How to dispose of nuclear waste is one of the great technical challenges of the 21st century. The trouble is, it usually turns out not to be so much a question of disposal as long-term storage. If it was simply a matter of getting rid of radioactive material permanently, there are any number of options, but spent nuclear fuel and other waste consists of valuable radioactive isotopes that are needed in industry and medicine, or can be reprocessed to produce more fuel. Disposal, therefore is more often a matter of keeping waste safe, but being able to get at it later when needed.

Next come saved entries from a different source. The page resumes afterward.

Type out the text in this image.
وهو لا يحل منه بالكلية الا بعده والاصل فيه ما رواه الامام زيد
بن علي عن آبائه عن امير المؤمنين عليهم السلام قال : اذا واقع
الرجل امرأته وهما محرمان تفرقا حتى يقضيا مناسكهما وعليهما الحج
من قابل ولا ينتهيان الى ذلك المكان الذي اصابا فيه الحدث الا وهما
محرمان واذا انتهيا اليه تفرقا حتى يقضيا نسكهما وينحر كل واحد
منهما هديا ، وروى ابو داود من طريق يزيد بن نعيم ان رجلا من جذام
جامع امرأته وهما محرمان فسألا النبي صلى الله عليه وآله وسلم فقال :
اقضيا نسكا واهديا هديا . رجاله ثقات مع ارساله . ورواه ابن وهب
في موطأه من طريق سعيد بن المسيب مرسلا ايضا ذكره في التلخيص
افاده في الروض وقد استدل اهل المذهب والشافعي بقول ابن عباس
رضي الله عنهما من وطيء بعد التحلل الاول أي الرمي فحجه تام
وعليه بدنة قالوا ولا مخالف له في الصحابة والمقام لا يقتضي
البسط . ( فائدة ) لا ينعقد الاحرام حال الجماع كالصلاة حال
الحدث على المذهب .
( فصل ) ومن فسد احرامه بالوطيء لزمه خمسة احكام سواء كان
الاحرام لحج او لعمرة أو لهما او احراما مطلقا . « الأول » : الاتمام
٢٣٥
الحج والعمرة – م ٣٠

One unexpected example of this is the Bristol team's work on a major source of nuclear waste from Britain's aging Magnox reactors, which are now being decommissioned after over half a century of service. These first generation reactors used graphite blocks as moderators to slow down neutrons to keep the nuclear fission process running, but decades of exposure have left the UK with 95,000 tonnes (104,720 tons) of graphite blocks that are now classed as nuclear waste because the radiation in the reactors changes some of the inert carbon in the blocks into radioactive carbon-14.
Carbon-14 is a low-yield beta particle emitter that can't penetrate even a few centimeters of air, but it's still too dangerous to allow into the environment. Instead of burying it, the Bristol team's solution is to remove most of the c-14 from the graphite blocks and turn it into electricity-generating diamonds.
The nuclear diamond battery is based on the fact that when a man-made diamond is exposed to radiation, it produces a small electric current. According to the researchers, this makes it possible to build a battery that has no moving parts, gives off no emissions, and is maintenance-free.